How the Lit Fic Crowd Can Make Digital Publishing Legitimate

3045336573_bd6c093c0dLast September I blogged that Literary Fiction should embrace digital publishing because “the psuedo profit sharing that the new arm of HarperCollins is testing: no advances, higher royalties” made sense for the embattled publishing industry.

E publishing, with its low overhead, provides a safety net for experimental fiction, the bailiwick of literary fiction. E publishing can provide success for more authors with lower numbers of sales. Those who have success in digital format are then pushed into the more expensive, but broader retail base of print publishing.

I argued that “Literary fiction should lead the way in redefining publishing so that those who write feel just as accomplished being published digitally as they do being publishing in print.” My belief that digital publishing could save literary fiction continues unbated.   After reading Liza Daly’s report of Book Camp Toronto, I am even more convinced:

So by the end of the day at BookCamp I felt a little worn down by the amount of fear and negativity that arose in some of the sessions. Particularly dispiriting is that some of the most vocal dissenters were small presses and independent authors, the groups that are most likely to benefit from these transformations in digital publishing.

Let me reassert the argument once again. The lede for the 2006 article in the NY Times entitled “Promotional Intelligence” is this:

The pride and joy of publishing, literary fiction has always been wonderfully ill suited to the very industry that sustains it. Like an elegant but impoverished aristocrat married to a nouveau riche spouse, it has long been subsidized by mass-market fiction and by nonfiction ripped from the headlines. One supplies the cachet, the others the cash.

The Times article identifies how the literary fiction market is failed by the then current book business ecosystem:

  • “The whole system is set up for impatience,” said Drenka Willen, an editor at Harcourt
  • Familiar voices are in greater demand than new writers
  • You have to ship a minimum of 20,000 copies according to Bill Thomas, then editor in chief at Doubleday
  • Only so many titles can be pushed per season per Eric Simonoff, a literary agent at Janklow & Nesbit

To some extent, these issues exist in digital publishing as well.   Name recognition sells books in epublishing as much as it does in print publishing.
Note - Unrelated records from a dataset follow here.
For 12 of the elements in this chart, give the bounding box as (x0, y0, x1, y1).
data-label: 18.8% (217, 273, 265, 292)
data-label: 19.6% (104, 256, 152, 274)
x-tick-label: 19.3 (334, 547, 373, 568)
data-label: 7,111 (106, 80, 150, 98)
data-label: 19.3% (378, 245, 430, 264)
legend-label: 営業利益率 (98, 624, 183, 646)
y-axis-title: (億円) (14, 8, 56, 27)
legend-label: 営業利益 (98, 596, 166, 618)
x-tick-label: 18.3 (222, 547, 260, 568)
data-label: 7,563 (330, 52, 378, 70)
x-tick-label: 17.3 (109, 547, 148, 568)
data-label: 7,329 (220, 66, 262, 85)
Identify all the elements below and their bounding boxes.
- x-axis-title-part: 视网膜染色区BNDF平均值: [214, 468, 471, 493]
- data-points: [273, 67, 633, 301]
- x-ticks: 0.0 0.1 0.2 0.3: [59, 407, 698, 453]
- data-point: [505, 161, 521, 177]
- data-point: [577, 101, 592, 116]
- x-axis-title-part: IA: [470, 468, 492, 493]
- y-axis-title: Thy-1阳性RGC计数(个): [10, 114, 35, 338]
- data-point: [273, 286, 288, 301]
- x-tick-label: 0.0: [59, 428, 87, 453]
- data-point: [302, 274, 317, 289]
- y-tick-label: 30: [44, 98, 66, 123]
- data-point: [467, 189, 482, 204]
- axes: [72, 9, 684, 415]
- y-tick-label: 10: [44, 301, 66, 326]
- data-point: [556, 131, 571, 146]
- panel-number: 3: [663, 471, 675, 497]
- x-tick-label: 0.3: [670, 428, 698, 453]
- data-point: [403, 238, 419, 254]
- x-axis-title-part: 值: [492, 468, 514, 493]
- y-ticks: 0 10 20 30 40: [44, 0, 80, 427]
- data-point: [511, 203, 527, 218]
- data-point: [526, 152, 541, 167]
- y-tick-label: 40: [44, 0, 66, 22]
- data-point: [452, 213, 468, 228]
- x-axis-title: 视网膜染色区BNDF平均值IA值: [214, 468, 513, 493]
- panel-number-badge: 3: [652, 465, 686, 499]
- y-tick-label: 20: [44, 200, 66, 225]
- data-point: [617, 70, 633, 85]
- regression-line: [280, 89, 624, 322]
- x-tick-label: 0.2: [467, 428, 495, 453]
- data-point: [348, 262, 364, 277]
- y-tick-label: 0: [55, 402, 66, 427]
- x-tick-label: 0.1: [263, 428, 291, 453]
Witness the success of Ilona Andrews’ Silent Blade published by Samhain and currently  at No. 6 on the Samhain Bestseller list (right hand side).   Only so many titles can be pushed effectively by publishers and editors otherwise it is just white noise even in the digital industry.   There are still editing, cover art, formatting issues that are not removed simply when you move from print to digital.

However, you do not need to ship 20,000 copies of a particular title. There are no returns.   There are no shipping, warehousing, remaindering costs.   In sum, a literary fiction book such as Deidre Knight’s fabulous genre bending Butterfly Tattoo does not need to sell 20,000 copies to be shared with the public.   A digital publishing house can take a risk and put forth this type of book with a print version to follow later.

Yet, the literary fiction crowd remains wedded to form giving cachet rather than the product itself.   At the end of 2007, Pan Macmillan announced that it would be releasing virtually all of its books in trade paperback.   This was like a body blow to the literary fiction crowd.

Kirsty Dunseath, publishing director of Weidenfield & Nicholson, said the move could lessen the prestige of the novels. “Coming out in hardback is a statement of confidence in a novel and gets the reviews,” she said. “It doesn’t say much for your confidence coming out in paperback. Anyway,  £12.99 isn’t such a high price to pay – you’d happily pay that for a CD.”

What a disservice this notion, this ideology, is to the authors and readers of literary fiction!   Does the binding and the paper render the novel prestigious or does the content speak for its quality?   This notion that only literary works that have cardboard covers and animal adhesives are worthy of consideration is nonsensical and terribly harmful.   It’s impossible for me to grasp why being publishing in a nudie magazine is more prestigious than being published in digital format.

Hardcovers exist, in my opinion, for the sole purpose of publishers maximizing price discrimination whereby businesses provide variable pricing to individuals based on the individuals’ willingness and ability to purchase. For example, those who simply cannot wait for the next Nora Roberts title, Black Hills, due out in July will pay the hardcover price.   Those who are unwilling to pay the price will wait.   The publisher is putting out the identical content, with slightly different packaging, but at different time periods and thus maximizing the consumer’s willingness to pay.   Hardcovers should not impart value of the content. I think we can all agree we’ve read shitty books published in hardcover and fabulous books published in paperback and vice versa.

Of all the genres, literary fiction is supposed to be above the concepts of commercialism, the idea of writing for filthy lucre.   Literary fiction writers are compelled to write, not for the money, but because the story inside their being simply cannot be contained in their corporeal self.

Literary fiction has the power of perception on its side.   It is the hallowed field of publishing.   If literary fiction would embrace digital publishing as a model and work to find new voices and release them to the reading public, digital publishing would take on the imprimatur of respectability.   What’s stopping you, literary fiction?